Léon Dreyfus : aide au passage en Hollande, arrestation, conséquences

     Dans le sujet sur les premiers mois de l'occupation est apparu le rôle de Léon DREYFUS, aidant les hommes mobilisables à s'échapper vers la zone libre tant que le front n'était pas continu de la mer à la Suisse. Le 20 octobre 1914 c'est malheureusement chose faite et le front est infranchissable. Une seule éventualité possible : fuir vers la Hollande, neutre et que les Allemands n'ont pas occupée, contrairement à la Belgique qu'il faut traverser. La frontière Belgo-Néerlandaise deviendra au fil du temps de plus en plus difficile à franchir, et l'occupant de plus en plus efficace dans la recherche et l'arrestation des passeurs et des espions.

Léon DREYFUS est né le 14 août 1859 à Valenciennes ; industriel, il est ancien maire de Lourches.

.... Les Allemands s'installaient plus que jamais dans la région, et leur force ne paraissait absolument pas diminuer.
En face de cette organisation notre pensée à tous était de lutter en secret, non plus par des actes isolés, mais avec méthode.

Les jours suivants, Léon Dreyfus, qui s'était mis à la disposition du Maire et de M.Dugardin, délégué Sous-Préfet, pour s'occuper de questions administratives, obtint un sauf-conduit pour Bruxelles et en profita pour demander à ses amis belges quelques renseignements sur les possibilités de passage des hommes à travers la frontière.

Il put se mettre en rapport avec des guides professionnels qui demandaient 30 francs par tête pour assurer la fuite par Quiévrain, Boussu, Lierre, Anvers, Liège, Maestrich. Dès lors l'organisation de passage était créée.

Val-Mastr


     Trois jeunes gens partirent avec un guide et notre ami reçut au Cécil-Hôtel une lettre de Hollande portant seulement les mots suivants : "Wagon pommes de terre est expédié". C'était l'annonce impatiemment attendue de l'arrivée à bon port des jeunes soldats.

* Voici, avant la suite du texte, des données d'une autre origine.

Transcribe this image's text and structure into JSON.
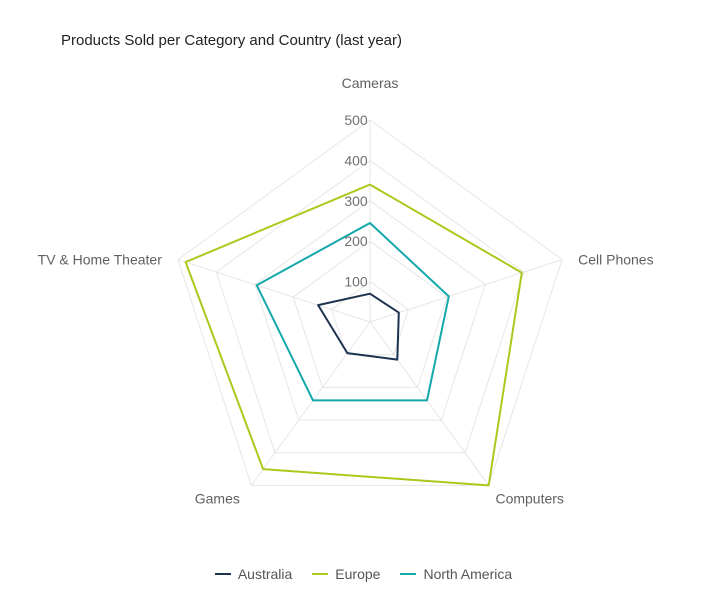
{
  "chart_data": {
    "type": "radar",
    "title": "Products Sold per Category and Country (last year)",
    "categories": [
      "Cameras",
      "Cell Phones",
      "Computers",
      "Games",
      "TV & Home Theater"
    ],
    "ticks": [
      "100",
      "200",
      "300",
      "400",
      "500"
    ],
    "rmax": 500,
    "grid": true,
    "series": [
      {
        "name": "Australia",
        "color": "#1e3350",
        "values": [
          70,
          75,
          115,
          95,
          135
        ]
      },
      {
        "name": "Europe",
        "color": "#a9c91d",
        "values": [
          340,
          395,
          500,
          450,
          480
        ]
      },
      {
        "name": "North America",
        "color": "#13a8aa",
        "values": [
          245,
          205,
          240,
          240,
          295
        ]
      }
    ],
    "legend_position": "bottom-center"
  }
}
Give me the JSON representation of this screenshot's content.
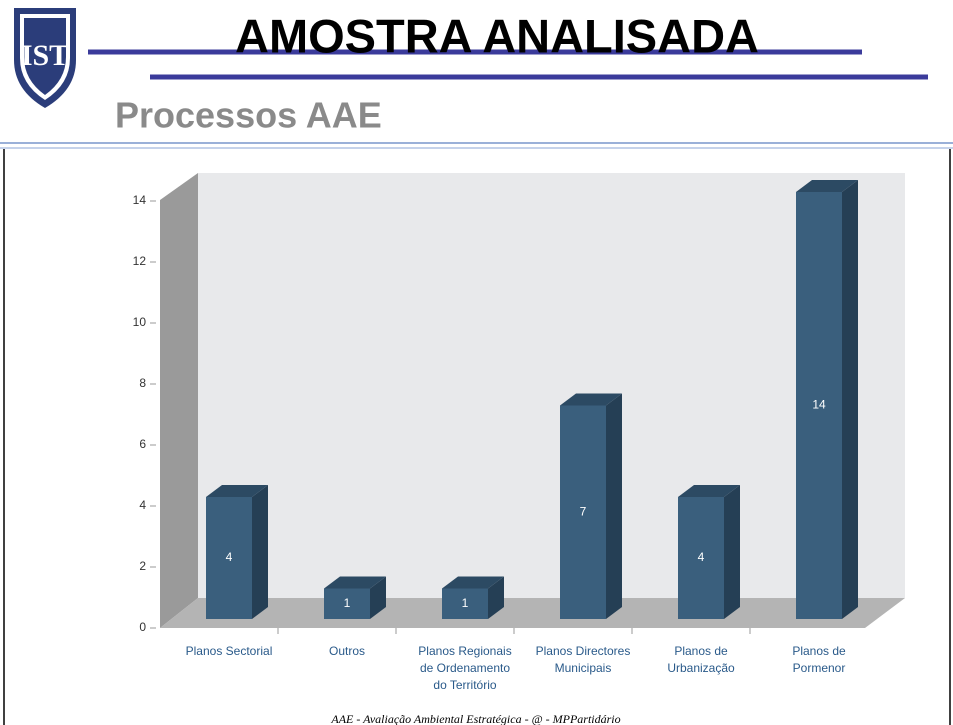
{
  "header": {
    "title": "AMOSTRA ANALISADA",
    "subtitle": "Processos AAE"
  },
  "chart_data": {
    "type": "bar3d",
    "categories": [
      "Planos Sectorial",
      "Outros",
      "Planos  Regionais\nde Ordenamento\ndo Território",
      "Planos Directores\nMunicipais",
      "Planos de\nUrbanização",
      "Planos de\nPormenor"
    ],
    "values": [
      4,
      1,
      1,
      7,
      4,
      14
    ],
    "color": "#3a5f7d",
    "ylim": [
      0,
      14
    ],
    "yticks": [
      0,
      2,
      4,
      6,
      8,
      10,
      12,
      14
    ]
  },
  "footer": "AAE - Avaliação Ambiental Estratégica - @ - MPPartidário"
}
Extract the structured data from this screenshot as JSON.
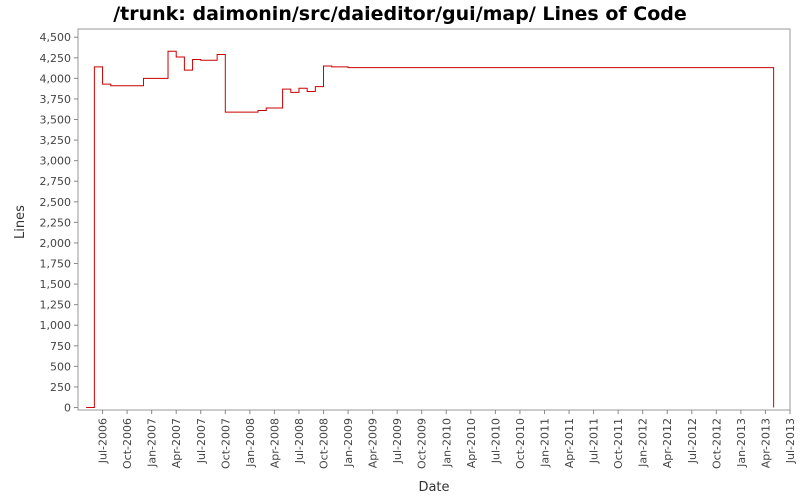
{
  "chart_data": {
    "type": "line",
    "title": "/trunk: daimonin/src/daieditor/gui/map/ Lines of Code",
    "x_label": "Date",
    "y_label": "Lines",
    "color": "#cc0000",
    "step": true,
    "x": [
      "2006-05",
      "2006-06",
      "2006-07",
      "2006-08",
      "2006-12",
      "2007-03",
      "2007-04",
      "2007-05",
      "2007-06",
      "2007-07",
      "2007-09",
      "2007-10",
      "2008-02",
      "2008-03",
      "2008-05",
      "2008-06",
      "2008-07",
      "2008-08",
      "2008-09",
      "2008-10",
      "2008-11",
      "2009-01",
      "2013-05"
    ],
    "values": [
      0,
      4140,
      3930,
      3910,
      4000,
      4330,
      4260,
      4100,
      4230,
      4220,
      4290,
      3590,
      3610,
      3640,
      3870,
      3830,
      3880,
      3840,
      3900,
      4150,
      4140,
      4130,
      0
    ],
    "xlim": [
      "2006-04",
      "2013-07"
    ],
    "xticks": [
      {
        "value": "2006-07",
        "label": "Jul-2006"
      },
      {
        "value": "2006-10",
        "label": "Oct-2006"
      },
      {
        "value": "2007-01",
        "label": "Jan-2007"
      },
      {
        "value": "2007-04",
        "label": "Apr-2007"
      },
      {
        "value": "2007-07",
        "label": "Jul-2007"
      },
      {
        "value": "2007-10",
        "label": "Oct-2007"
      },
      {
        "value": "2008-01",
        "label": "Jan-2008"
      },
      {
        "value": "2008-04",
        "label": "Apr-2008"
      },
      {
        "value": "2008-07",
        "label": "Jul-2008"
      },
      {
        "value": "2008-10",
        "label": "Oct-2008"
      },
      {
        "value": "2009-01",
        "label": "Jan-2009"
      },
      {
        "value": "2009-04",
        "label": "Apr-2009"
      },
      {
        "value": "2009-07",
        "label": "Jul-2009"
      },
      {
        "value": "2009-10",
        "label": "Oct-2009"
      },
      {
        "value": "2010-01",
        "label": "Jan-2010"
      },
      {
        "value": "2010-04",
        "label": "Apr-2010"
      },
      {
        "value": "2010-07",
        "label": "Jul-2010"
      },
      {
        "value": "2010-10",
        "label": "Oct-2010"
      },
      {
        "value": "2011-01",
        "label": "Jan-2011"
      },
      {
        "value": "2011-04",
        "label": "Apr-2011"
      },
      {
        "value": "2011-07",
        "label": "Jul-2011"
      },
      {
        "value": "2011-10",
        "label": "Oct-2011"
      },
      {
        "value": "2012-01",
        "label": "Jan-2012"
      },
      {
        "value": "2012-04",
        "label": "Apr-2012"
      },
      {
        "value": "2012-07",
        "label": "Jul-2012"
      },
      {
        "value": "2012-10",
        "label": "Oct-2012"
      },
      {
        "value": "2013-01",
        "label": "Jan-2013"
      },
      {
        "value": "2013-04",
        "label": "Apr-2013"
      },
      {
        "value": "2013-07",
        "label": "Jul-2013"
      }
    ],
    "ylim": [
      -30,
      4600
    ],
    "yticks": [
      0,
      250,
      500,
      750,
      {
        "value": 1000,
        "label": "1,000"
      },
      {
        "value": 1250,
        "label": "1,250"
      },
      {
        "value": 1500,
        "label": "1,500"
      },
      {
        "value": 1750,
        "label": "1,750"
      },
      {
        "value": 2000,
        "label": "2,000"
      },
      {
        "value": 2250,
        "label": "2,250"
      },
      {
        "value": 2500,
        "label": "2,500"
      },
      {
        "value": 2750,
        "label": "2,750"
      },
      {
        "value": 3000,
        "label": "3,000"
      },
      {
        "value": 3250,
        "label": "3,250"
      },
      {
        "value": 3500,
        "label": "3,500"
      },
      {
        "value": 3750,
        "label": "3,750"
      },
      {
        "value": 4000,
        "label": "4,000"
      },
      {
        "value": 4250,
        "label": "4,250"
      },
      {
        "value": 4500,
        "label": "4,500"
      }
    ]
  }
}
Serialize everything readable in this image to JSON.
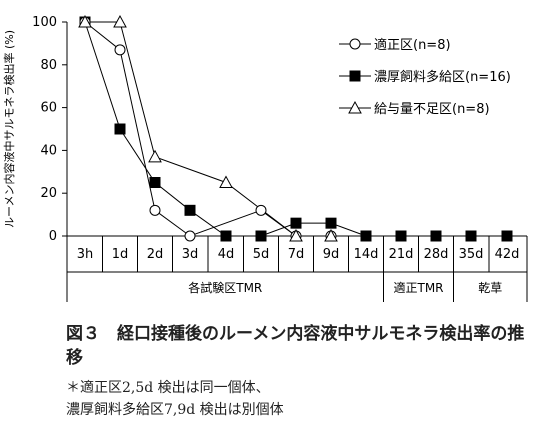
{
  "chart_data": {
    "type": "line",
    "ylabel": "ルーメン内容液中サルモネラ検出率 (%)",
    "ylim": [
      0,
      100
    ],
    "yticks": [
      0,
      20,
      40,
      60,
      80,
      100
    ],
    "categories": [
      "3h",
      "1d",
      "2d",
      "3d",
      "4d",
      "5d",
      "7d",
      "9d",
      "14d",
      "21d",
      "28d",
      "35d",
      "42d"
    ],
    "groups": [
      {
        "label": "各試験区TMR",
        "from": 0,
        "to": 8
      },
      {
        "label": "適正TMR",
        "from": 9,
        "to": 10
      },
      {
        "label": "乾草",
        "from": 11,
        "to": 12
      }
    ],
    "series": [
      {
        "name": "適正区(n=8)",
        "marker": "circle-open",
        "color": "#000000",
        "values": [
          100,
          87,
          12,
          0,
          null,
          12,
          0,
          0,
          null,
          null,
          null,
          null,
          null
        ]
      },
      {
        "name": "濃厚飼料多給区(n=16)",
        "marker": "square-filled",
        "color": "#000000",
        "values": [
          100,
          50,
          25,
          12,
          0,
          0,
          6,
          6,
          0,
          0,
          0,
          0,
          0
        ]
      },
      {
        "name": "給与量不足区(n=8)",
        "marker": "triangle-open",
        "color": "#000000",
        "values": [
          100,
          100,
          37,
          null,
          25,
          null,
          0,
          0,
          null,
          null,
          null,
          null,
          null
        ]
      }
    ],
    "legend_position": "top-right"
  },
  "caption": {
    "title": "図３　経口接種後のルーメン内容液中サルモネラ検出率の推移",
    "note1": "＊適正区2,5d 検出は同一個体、",
    "note2": "濃厚飼料多給区7,9d 検出は別個体"
  }
}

     Peu à peu l'organisation se perfectionnant, les passages se multiplièrent. La confiance était née. M. Bataille, bourgmestre de Quiévrain, servait d'intermédiaire.
Un excellent passeur, en rapport avec Dreyfus réussit à apporter de Flessingue, des lettres pour Cambrai, Valenciennes et ses environs. Peu à peu la nouvelle du passage des hommes à la frontière se répandait dans la ville. De plus en plus les demandes affluaient.

     Bien souvent Léon Dreyfus donnait rendez-vous à la Mairie aux jeunes gens désireux de s'enfuir. Les appariteurs prirent même l'habitude, quand les hommes venaient demander des conseils, de leur dire : "Allez voir M. Delame ou M. Dreyfus". Ces renseignements étant donnés parfois sur le palier sur lequel s'ouvraient les bureaux de la commandature. Les jeunes gens ainsi envoyés étaient reçus par Dreyfus sans aucune précaution.
Inquiet de ces imprudences, je tentai de lui conseiller un peu plus de prudence. En particulier je l'avertis le 20 juillet 1915 de la nécessité de s'assurer de l'identité des jeunes gens avant de leur donner des renseignements et de les inscrire. Mais à cette époque, le bruit ayant couru en ville qu'il y aurait des sanctions contre ceux qui ne se seraient pas présentés au recrutement de France (suppression des droits électoraux, envoi aux colonies, etc...) les jeunes gens se présentèrent plus nombreux encore qu’habituellement et les précautions furent de nouveau moins strictement prises.

Le 31 juillet 1915, de nouvelles mesures de coercition furent établies par les Allemands.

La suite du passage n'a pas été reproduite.